Quelques façons de célébrer la Saison :
Commencez par observer
cette saison en faisant de grandes promenades en extérieur. Faites de ces romenades des
méditations en mouvement où vous évacuez toutes les contrariétés et le
stress de votre vie active, quotidienne ; immergez vos pensées dans les
changements dus à la saison. Notez les modifications des feuilles, l’odeur du
sol et le ressenti de l’air.
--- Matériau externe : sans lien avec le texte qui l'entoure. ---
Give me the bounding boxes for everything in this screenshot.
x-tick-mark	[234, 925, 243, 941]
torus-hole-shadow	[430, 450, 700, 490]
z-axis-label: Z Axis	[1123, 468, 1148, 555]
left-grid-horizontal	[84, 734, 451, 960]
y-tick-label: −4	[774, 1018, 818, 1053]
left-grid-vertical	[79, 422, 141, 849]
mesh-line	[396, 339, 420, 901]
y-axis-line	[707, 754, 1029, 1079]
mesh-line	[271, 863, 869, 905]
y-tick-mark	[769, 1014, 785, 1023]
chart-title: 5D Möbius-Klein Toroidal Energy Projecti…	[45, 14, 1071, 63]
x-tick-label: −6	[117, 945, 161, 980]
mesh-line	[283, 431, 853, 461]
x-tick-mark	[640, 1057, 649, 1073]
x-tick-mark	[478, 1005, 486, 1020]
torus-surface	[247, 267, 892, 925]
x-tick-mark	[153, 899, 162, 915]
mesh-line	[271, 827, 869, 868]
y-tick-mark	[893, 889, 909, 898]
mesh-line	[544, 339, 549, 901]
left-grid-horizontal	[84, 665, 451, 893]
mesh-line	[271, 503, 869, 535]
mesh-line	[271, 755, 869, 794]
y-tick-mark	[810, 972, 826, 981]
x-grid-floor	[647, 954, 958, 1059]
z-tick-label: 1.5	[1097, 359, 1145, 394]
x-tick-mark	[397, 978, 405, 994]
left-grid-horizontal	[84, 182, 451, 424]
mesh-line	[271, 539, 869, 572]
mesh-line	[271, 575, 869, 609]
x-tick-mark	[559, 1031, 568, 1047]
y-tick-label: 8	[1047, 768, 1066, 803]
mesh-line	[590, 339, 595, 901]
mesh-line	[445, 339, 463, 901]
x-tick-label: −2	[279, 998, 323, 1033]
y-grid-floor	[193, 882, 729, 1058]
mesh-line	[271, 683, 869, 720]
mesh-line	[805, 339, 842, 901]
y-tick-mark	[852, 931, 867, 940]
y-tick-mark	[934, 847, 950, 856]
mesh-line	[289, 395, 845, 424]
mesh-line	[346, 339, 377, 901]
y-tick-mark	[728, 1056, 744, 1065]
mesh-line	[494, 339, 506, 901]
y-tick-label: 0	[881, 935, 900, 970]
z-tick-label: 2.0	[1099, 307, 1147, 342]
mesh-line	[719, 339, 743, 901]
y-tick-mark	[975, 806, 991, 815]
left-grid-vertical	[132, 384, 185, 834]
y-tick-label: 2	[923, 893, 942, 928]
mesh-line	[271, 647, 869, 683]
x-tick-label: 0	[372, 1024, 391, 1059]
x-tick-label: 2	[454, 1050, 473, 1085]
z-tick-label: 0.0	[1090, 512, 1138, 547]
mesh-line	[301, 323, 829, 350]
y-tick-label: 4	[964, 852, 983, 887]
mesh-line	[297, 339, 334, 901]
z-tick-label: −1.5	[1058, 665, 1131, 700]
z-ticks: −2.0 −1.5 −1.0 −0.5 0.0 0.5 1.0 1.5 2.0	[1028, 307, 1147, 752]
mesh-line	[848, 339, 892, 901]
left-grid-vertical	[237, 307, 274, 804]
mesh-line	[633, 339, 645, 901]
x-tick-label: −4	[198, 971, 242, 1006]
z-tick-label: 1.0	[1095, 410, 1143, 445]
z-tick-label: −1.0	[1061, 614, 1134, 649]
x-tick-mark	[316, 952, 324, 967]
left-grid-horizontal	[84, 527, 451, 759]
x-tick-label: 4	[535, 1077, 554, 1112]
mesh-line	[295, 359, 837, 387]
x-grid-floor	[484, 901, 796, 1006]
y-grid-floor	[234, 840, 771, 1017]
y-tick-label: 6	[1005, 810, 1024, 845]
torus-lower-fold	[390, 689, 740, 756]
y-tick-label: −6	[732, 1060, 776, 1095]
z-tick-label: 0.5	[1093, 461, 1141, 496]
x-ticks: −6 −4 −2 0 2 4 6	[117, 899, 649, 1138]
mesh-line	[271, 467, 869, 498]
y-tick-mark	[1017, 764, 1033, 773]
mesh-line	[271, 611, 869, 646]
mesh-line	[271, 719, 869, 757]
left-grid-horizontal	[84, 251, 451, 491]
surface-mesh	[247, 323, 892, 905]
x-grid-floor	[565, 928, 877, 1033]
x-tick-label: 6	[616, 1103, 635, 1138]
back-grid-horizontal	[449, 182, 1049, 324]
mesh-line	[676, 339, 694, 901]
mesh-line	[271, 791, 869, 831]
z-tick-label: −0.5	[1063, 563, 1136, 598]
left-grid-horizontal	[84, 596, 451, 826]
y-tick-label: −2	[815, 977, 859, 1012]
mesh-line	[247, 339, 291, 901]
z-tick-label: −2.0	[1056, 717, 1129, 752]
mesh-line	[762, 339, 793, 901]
Recueillez certains de ces changements sous la
forme de feuilles, graines et noix colorées, ou encore des pierres ou des
brindilles sèches qui prennent l’apparence de doigts osseux de sorcière.
Rapportez ces objets à la maison et utilisez-les pour ériger votre autel de
Samhain. Je donne à ceci le nom d’autel, mais si le terme vous dérange,
disposez sur le dessus d’une table les objets par lesquels vous pourrez
reconnaître les changements des saisons, l’amour que vous ressentez pour la
famille, les amis, et les ancêtres qui nous ont précédés. C’est un endroit où
vous pouvez vous sentir proche de ceux qui nous ont quitté, peut-être pour leur
dire des choses qui n’ont pas été dites quand ils étaient vivants, ou pour
écouter une guidance. Cette saison nous rapproche de ceux que nous avons aimés
et qui sont morts, et simultanément elle nous fait penser à notre propre mortalité.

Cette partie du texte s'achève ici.